西武の主力牧田、野上、炭谷がFA権行使も視野に

 国内フリーエージェント(FA)権を保持する西武の牧田和久投手(32)野上亮磨投手(30)炭谷銀仁朗捕手(30)の主力3選手が、今オフでの権利行使を視野に入れていることが16日、分かった。

 3選手とも球団への愛着はあるが他球団の評価も聞いた上で、来季のプレー先を模索する意向とみられる。

 牧田はWBCの出場経験から、米大リーグでのプレーにも興味を示している。この日の試合後、「(メジャーへのあこがれは)あります。向こうでやってみたいという気持ちも(球団へ)伝えると思います」とし、「球団としっかり話をして決めていきたい」と話した。今後、球団とはポスティングシステムを利用してのメジャー移籍も視野に入れながら話し合う見込みだ。FA宣言した場合は競合が予想される。

 炭谷は今季、規定打席には未達ながら過去最高の打率2割5分1厘をマーク。今年はここ5年間で最少の104試合の出場にとどまり、正捕手として貢献できるチームを最優先に考える構えだ。

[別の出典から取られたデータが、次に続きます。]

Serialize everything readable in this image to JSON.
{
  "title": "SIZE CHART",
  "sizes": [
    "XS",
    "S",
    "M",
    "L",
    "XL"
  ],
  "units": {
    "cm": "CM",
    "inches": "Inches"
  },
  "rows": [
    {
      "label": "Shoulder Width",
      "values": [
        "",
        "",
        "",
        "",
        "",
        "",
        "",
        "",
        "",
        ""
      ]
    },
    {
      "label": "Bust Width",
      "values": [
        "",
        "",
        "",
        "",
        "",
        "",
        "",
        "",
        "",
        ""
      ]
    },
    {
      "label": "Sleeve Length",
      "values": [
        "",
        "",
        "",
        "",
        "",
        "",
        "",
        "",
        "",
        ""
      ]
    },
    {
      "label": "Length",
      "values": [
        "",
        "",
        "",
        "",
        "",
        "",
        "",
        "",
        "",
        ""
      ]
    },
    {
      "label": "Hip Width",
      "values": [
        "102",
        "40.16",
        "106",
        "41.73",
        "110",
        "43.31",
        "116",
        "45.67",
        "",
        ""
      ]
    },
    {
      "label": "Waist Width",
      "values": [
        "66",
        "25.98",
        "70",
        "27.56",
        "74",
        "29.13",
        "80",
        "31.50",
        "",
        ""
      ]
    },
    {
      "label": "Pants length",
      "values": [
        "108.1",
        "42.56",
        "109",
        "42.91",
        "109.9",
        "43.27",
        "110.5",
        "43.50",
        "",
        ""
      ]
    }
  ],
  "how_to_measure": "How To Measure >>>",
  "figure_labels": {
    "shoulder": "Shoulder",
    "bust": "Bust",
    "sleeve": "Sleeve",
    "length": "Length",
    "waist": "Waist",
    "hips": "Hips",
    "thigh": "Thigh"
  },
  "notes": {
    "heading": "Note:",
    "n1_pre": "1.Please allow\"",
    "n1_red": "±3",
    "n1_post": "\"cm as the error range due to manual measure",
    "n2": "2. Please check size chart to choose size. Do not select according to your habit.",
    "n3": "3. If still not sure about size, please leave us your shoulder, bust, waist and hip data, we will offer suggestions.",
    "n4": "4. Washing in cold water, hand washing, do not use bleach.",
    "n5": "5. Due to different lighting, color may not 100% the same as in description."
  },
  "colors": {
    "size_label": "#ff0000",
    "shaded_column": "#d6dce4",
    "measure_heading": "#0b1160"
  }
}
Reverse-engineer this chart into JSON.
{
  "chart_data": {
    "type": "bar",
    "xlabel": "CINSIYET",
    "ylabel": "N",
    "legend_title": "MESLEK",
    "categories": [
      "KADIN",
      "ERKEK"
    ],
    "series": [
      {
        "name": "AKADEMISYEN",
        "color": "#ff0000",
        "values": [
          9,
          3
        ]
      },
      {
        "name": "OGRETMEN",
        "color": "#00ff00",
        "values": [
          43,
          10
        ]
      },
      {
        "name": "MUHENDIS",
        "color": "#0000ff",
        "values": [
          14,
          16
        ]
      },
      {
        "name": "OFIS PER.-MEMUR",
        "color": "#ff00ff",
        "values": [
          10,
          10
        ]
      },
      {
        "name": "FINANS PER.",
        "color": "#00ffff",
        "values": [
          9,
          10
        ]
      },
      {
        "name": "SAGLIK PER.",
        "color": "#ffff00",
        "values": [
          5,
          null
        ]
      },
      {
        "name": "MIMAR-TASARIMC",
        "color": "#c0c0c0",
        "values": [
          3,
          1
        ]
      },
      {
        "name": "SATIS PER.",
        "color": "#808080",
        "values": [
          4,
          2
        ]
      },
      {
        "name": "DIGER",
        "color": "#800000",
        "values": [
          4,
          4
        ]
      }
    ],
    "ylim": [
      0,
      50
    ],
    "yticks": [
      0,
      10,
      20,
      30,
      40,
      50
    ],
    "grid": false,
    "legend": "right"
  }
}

 野上は今シーズン自己最多タイの11勝を挙げ、菊池とともに1年間先発ローテーションを守りきった。プロ10年目を迎える来季に向け、他球団の評価を聞いてみたいという思いがあるとみられる。

 3選手とも西武への感謝は強く、残留も選択肢に入れ、FA権行使の最終決断を下すことになりそうだ。

 ◆牧田和久(まきた・かずひさ)1984年(昭59)11月10日、静岡・焼津市生まれ。静清工(現静清)1年時に下手投げに転向。平成国際大では日米大学野球で日本代表入り。日本通運を経て10年ドラフト2位で西武入団。11年はシーズン途中から抑えを務め、22セーブを挙げ新人王。13、17年WBC、15年プレミア12日本代表。今季年俸1億円(推定)。177センチ、85キロ。右投げ右打ち。

 ◆野上亮磨(のがみ・りょうま)1987年(昭62)6月15日、福岡県生まれ。神村学園で05年センバツ準V。日産自動車を経て08年ドラフト2位で西武入団。09年4月30日ソフトバンク戦でプロ初登板。13年に自身初の2桁勝利となる11勝。今季は9月23日オリックス戦でプロ初完封。自己最多に並ぶ11勝を挙げた。今季年俸5000万円(推定)。177センチ、74キロ。右投げ右打ち。

 ◆炭谷銀仁朗(すみたに・ぎんじろう)1987年(昭62)7月19日、京都府生まれ。平安(現龍谷大平安)から05年高校生ドラフト1巡目で西武入団。06年に高卒新人捕手では51年ぶりの開幕スタメンデビュー。ベストナイン(15年)ゴールデングラブ賞2度(12、15年)。13、17年WBC、15年プレミア12日本代表。今季年俸1億円(推定)。181センチ、93キロ。右投げ右打ち。